Secondo quanto segnalato dal Segretario Generale Provinciale Giovanni D’Ambra, i malfunzionamenti del sistema informatico starebbero compromettendo la normale attività dei laboratori, in particolare presso l’ospedale di Casarano, struttura che serve un vasto bacino di utenza del sud Salento.

«I continui crash del software stanno mettendo a rischio la tempestiva refertazione e la tracciabilità dei campioni biologici, con potenziali gravi ripercussioni sulla salute dei cittadini», afferma D’Ambra.

Tra le criticità segnalate figurano il contingentamento dei prelievi, le lunghe file ai CUP, le prenotazioni bloccate e il rinvio a domicilio di centinaia di pazienti, spesso fragili o con difficoltà motorie.

Una situazione che, secondo il sindacato, scarica ancora una volta sui lavoratori il peso dei disservizi.

«Gli operatori sono sottoposti a uno stress lavoro-correlato insostenibile, costretti a gestire proteste, disagi e l’ansia di non poter svolgere correttamente il proprio lavoro», sottolinea il segretario CISAL.

La denuncia punta il dito anche contro la gestione complessiva dei sistemi informatici aziendali, definiti vulnerabili e strutturalmente inadeguati, nonostante gli ingenti fondi pubblici investiti per la digitalizzazione.

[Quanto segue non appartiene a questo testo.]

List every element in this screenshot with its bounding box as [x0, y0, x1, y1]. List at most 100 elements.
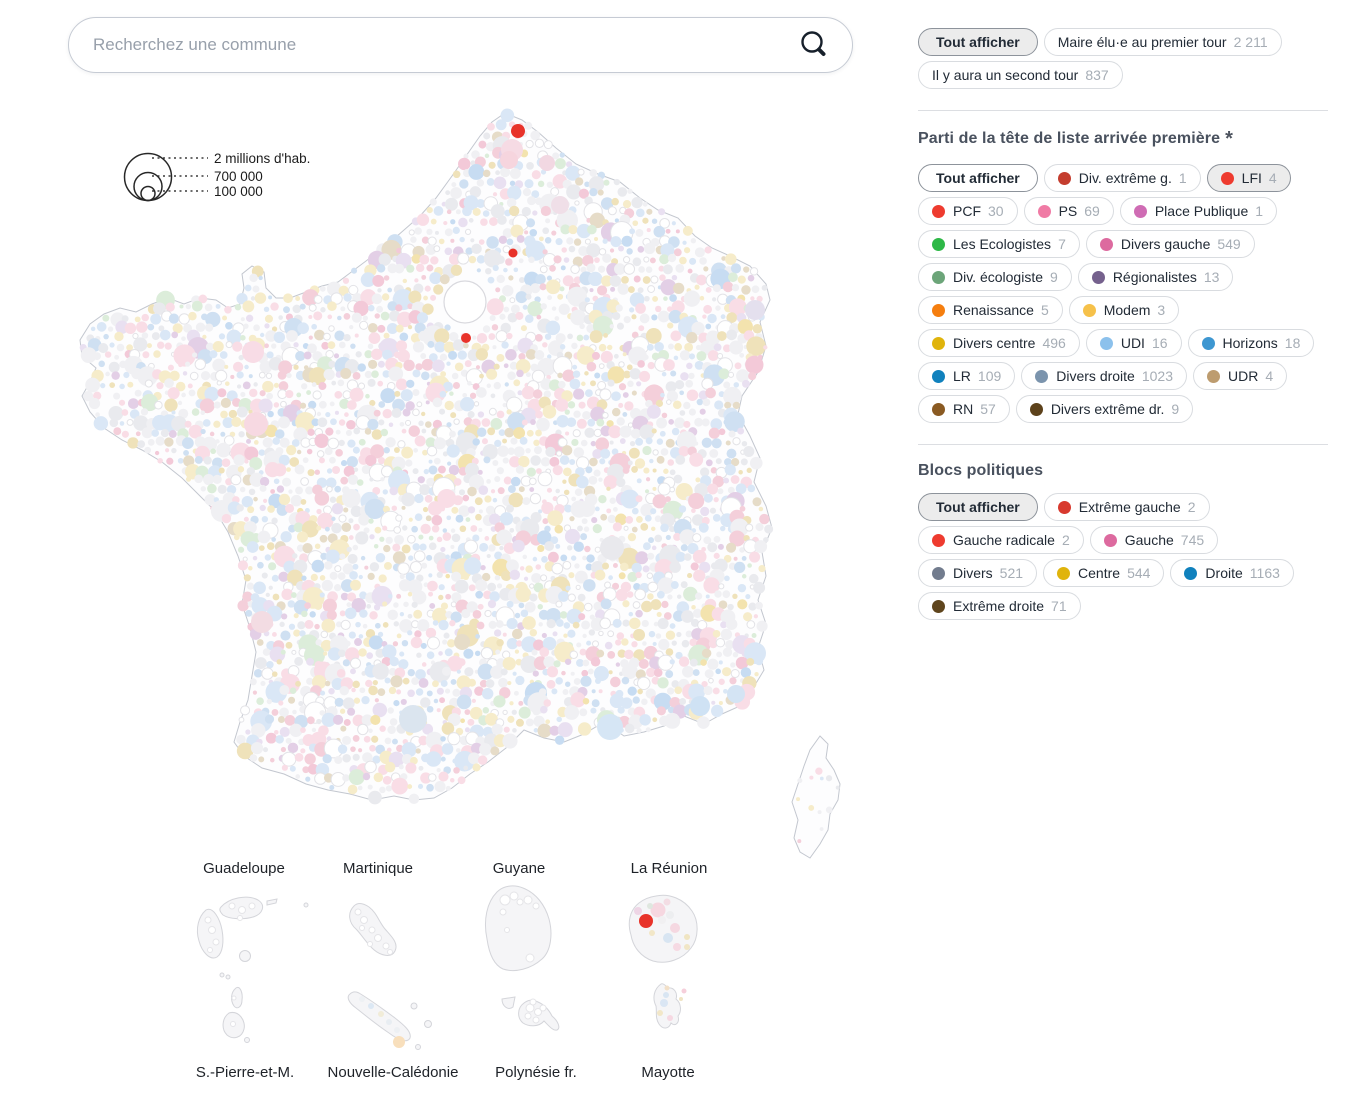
chip-divers-extreme-dr[interactable]: Divers extrême dr. 9: [1015, 395, 1194, 423]
chip-gauche[interactable]: Gauche 745: [1089, 526, 1219, 554]
place-publique-color-dot: [1133, 204, 1147, 218]
divers-color-dot: [932, 566, 945, 580]
paris-circle: [443, 280, 487, 324]
legend-label-small: 100 000: [214, 184, 263, 199]
chip-count: 544: [1127, 565, 1151, 581]
inset-st-pierre-et-miquelon[interactable]: [231, 986, 243, 1009]
chip-les-ecologistes[interactable]: Les Ecologistes 7: [918, 230, 1080, 258]
inset-label-martinique: Martinique: [342, 860, 414, 877]
chip-count: 13: [1203, 269, 1220, 285]
chip-tout-afficher-resultats[interactable]: Tout afficher: [918, 28, 1038, 56]
chip-label: Régionalistes: [1112, 269, 1197, 285]
highlighted-commune-dot[interactable]: [461, 333, 471, 343]
inset-guadeloupe[interactable]: [196, 908, 224, 959]
chip-label: Les Ecologistes: [953, 236, 1052, 252]
chip-count: 69: [1084, 203, 1100, 219]
gauche-color-dot: [1103, 533, 1117, 547]
search-button[interactable]: [796, 27, 832, 63]
blocs-filter-chips: Tout afficher Extrême gauche 2 Gauche radic…: [918, 493, 1328, 620]
chip-label: Divers: [953, 565, 993, 581]
chip-label: Extrême droite: [953, 598, 1045, 614]
chip-centre[interactable]: Centre 544: [1043, 559, 1165, 587]
chip-count: 549: [1217, 236, 1241, 252]
chip-modem[interactable]: Modem 3: [1068, 296, 1180, 324]
highlighted-commune-dot[interactable]: [508, 248, 518, 258]
inset-polynesie[interactable]: [501, 996, 516, 1009]
inset-label-st-pierre: S.-Pierre-et-M.: [195, 1064, 295, 1081]
les-ecologistes-color-dot: [932, 237, 945, 251]
chip-horizons[interactable]: Horizons 18: [1187, 329, 1315, 357]
chip-divers-droite[interactable]: Divers droite 1023: [1021, 362, 1188, 390]
france-communes-map[interactable]: 2 millions d'hab. 700 000 100 000: [0, 100, 900, 880]
extreme-droite-color-dot: [932, 599, 945, 613]
chip-label: Maire élu·e au premier tour: [1057, 34, 1227, 50]
chip-tout-afficher-blocs[interactable]: Tout afficher: [918, 493, 1038, 521]
chip-count: 57: [980, 401, 996, 417]
lr-color-dot: [932, 369, 945, 383]
chip-label: Extrême gauche: [1078, 499, 1181, 515]
legend-label-medium: 700 000: [214, 169, 263, 184]
inset-label-la-reunion: La Réunion: [630, 860, 708, 877]
chip-lr[interactable]: LR 109: [918, 362, 1016, 390]
chip-label: Divers centre: [953, 335, 1036, 351]
droite-color-dot: [1184, 566, 1198, 580]
chip-div-extreme-g[interactable]: Div. extrême g. 1: [1043, 164, 1201, 192]
commune-search-bar: [68, 17, 853, 73]
chip-udi[interactable]: UDI 16: [1085, 329, 1182, 357]
chip-label: PCF: [953, 203, 981, 219]
inset-label-guadeloupe: Guadeloupe: [203, 860, 285, 877]
search-input[interactable]: [91, 34, 796, 56]
chip-renaissance[interactable]: Renaissance 5: [918, 296, 1063, 324]
chip-regionalistes[interactable]: Régionalistes 13: [1077, 263, 1234, 291]
chip-second-tour[interactable]: Il y aura un second tour 837: [918, 61, 1123, 89]
chip-label: Div. extrême g.: [1078, 170, 1172, 186]
inset-guadeloupe[interactable]: [266, 898, 278, 906]
chip-label: LFI: [1241, 170, 1262, 186]
chip-divers-centre[interactable]: Divers centre 496: [918, 329, 1080, 357]
chip-count: 2: [1187, 499, 1196, 515]
chip-rn[interactable]: RN 57: [918, 395, 1010, 423]
centre-color-dot: [1057, 566, 1071, 580]
chip-div-ecologiste[interactable]: Div. écologiste 9: [918, 263, 1072, 291]
chip-place-publique[interactable]: Place Publique 1: [1119, 197, 1278, 225]
chip-ps[interactable]: PS 69: [1023, 197, 1114, 225]
chip-label: Renaissance: [953, 302, 1034, 318]
chip-label: Divers droite: [1056, 368, 1135, 384]
lfi-color-dot: [1220, 171, 1234, 185]
highlighted-commune-dot[interactable]: [639, 914, 653, 928]
chip-count: 30: [988, 203, 1004, 219]
chip-extreme-droite[interactable]: Extrême droite 71: [918, 592, 1081, 620]
legend-circle-small: [140, 185, 156, 202]
regionalistes-color-dot: [1091, 270, 1105, 284]
overseas-insets-map[interactable]: [170, 870, 750, 1080]
chip-count: 2 211: [1233, 34, 1268, 50]
chip-gauche-radicale[interactable]: Gauche radicale 2: [918, 526, 1084, 554]
chip-label: Horizons: [1222, 335, 1278, 351]
highlighted-commune-dot[interactable]: [511, 124, 525, 138]
chip-count: 18: [1284, 335, 1301, 351]
chip-count: 109: [977, 368, 1002, 384]
highlighted-communes-overseas[interactable]: [639, 914, 653, 928]
chip-label: Il y aura un second tour: [932, 67, 1079, 83]
legend-circle-large: [123, 152, 173, 202]
chip-lfi[interactable]: LFI 4: [1206, 164, 1291, 192]
renaissance-color-dot: [932, 303, 945, 317]
chip-divers-gauche[interactable]: Divers gauche 549: [1085, 230, 1255, 258]
horizons-color-dot: [1201, 336, 1215, 350]
chip-pcf[interactable]: PCF 30: [918, 197, 1018, 225]
udi-color-dot: [1099, 336, 1113, 350]
highlighted-communes[interactable]: [461, 124, 525, 343]
chip-extreme-gauche[interactable]: Extrême gauche 2: [1043, 493, 1210, 521]
chip-label: Divers gauche: [1120, 236, 1211, 252]
chip-droite[interactable]: Droite 1163: [1170, 559, 1294, 587]
chip-divers[interactable]: Divers 521: [918, 559, 1038, 587]
chip-tout-afficher-parti[interactable]: Tout afficher: [918, 164, 1038, 192]
commune-dots[interactable]: [79, 108, 840, 844]
chip-maire-premier-tour[interactable]: Maire élu·e au premier tour 2 211: [1043, 28, 1282, 56]
chip-count: 3: [1157, 302, 1166, 318]
chip-label: RN: [953, 401, 974, 417]
chip-udr[interactable]: UDR 4: [1193, 362, 1288, 390]
chip-count: 1: [1255, 203, 1264, 219]
inset-guyane[interactable]: [484, 885, 552, 972]
chip-label: Tout afficher: [936, 170, 1020, 186]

«Si annunciano cambiamenti tecnologici come grandi progressi, ma senza verificarne funzionalità, usabilità, sicurezza dei dati e interoperabilità. Così la digitalizzazione diventa un’involuzione che compromette le basi dell’assistenza sanitaria», accusa D’Ambra.

Nel mirino anche le difficoltà di accesso al sito istituzionale dell’ASL Lecce, spesso non raggiungibile perché “in manutenzione”, con ulteriori disagi per cittadini e dipendenti.

La CISAL Sanità chiede chiarimenti al Collegio Sindacale su eventuali profili di danno erariale, al Responsabile del Servizio di Prevenzione e Protezione sulla valutazione dello stress lavoro-correlato e denuncia una possibile violazione del CCNL Sanità per la mancata informazione preventiva alle organizzazioni sindacali sull’introduzione del nuovo software.

Con una formale diffida, il sindacato chiede il ripristino immediato della piena funzionalità dei sistemi, l’attivazione di punti di prenotazione e pagamento ticket direttamente nei laboratori, e un’informativa dettagliata entro sette giorni sulle cause dei disservizi e sulle eventuali penali applicate al fornitore.

«In assenza di risposte concrete ci riserviamo di adire le autorità competenti, dall’Ispettorato del Lavoro al Ministero della Salute fino alla Corte dei Conti», conclude D’Ambra.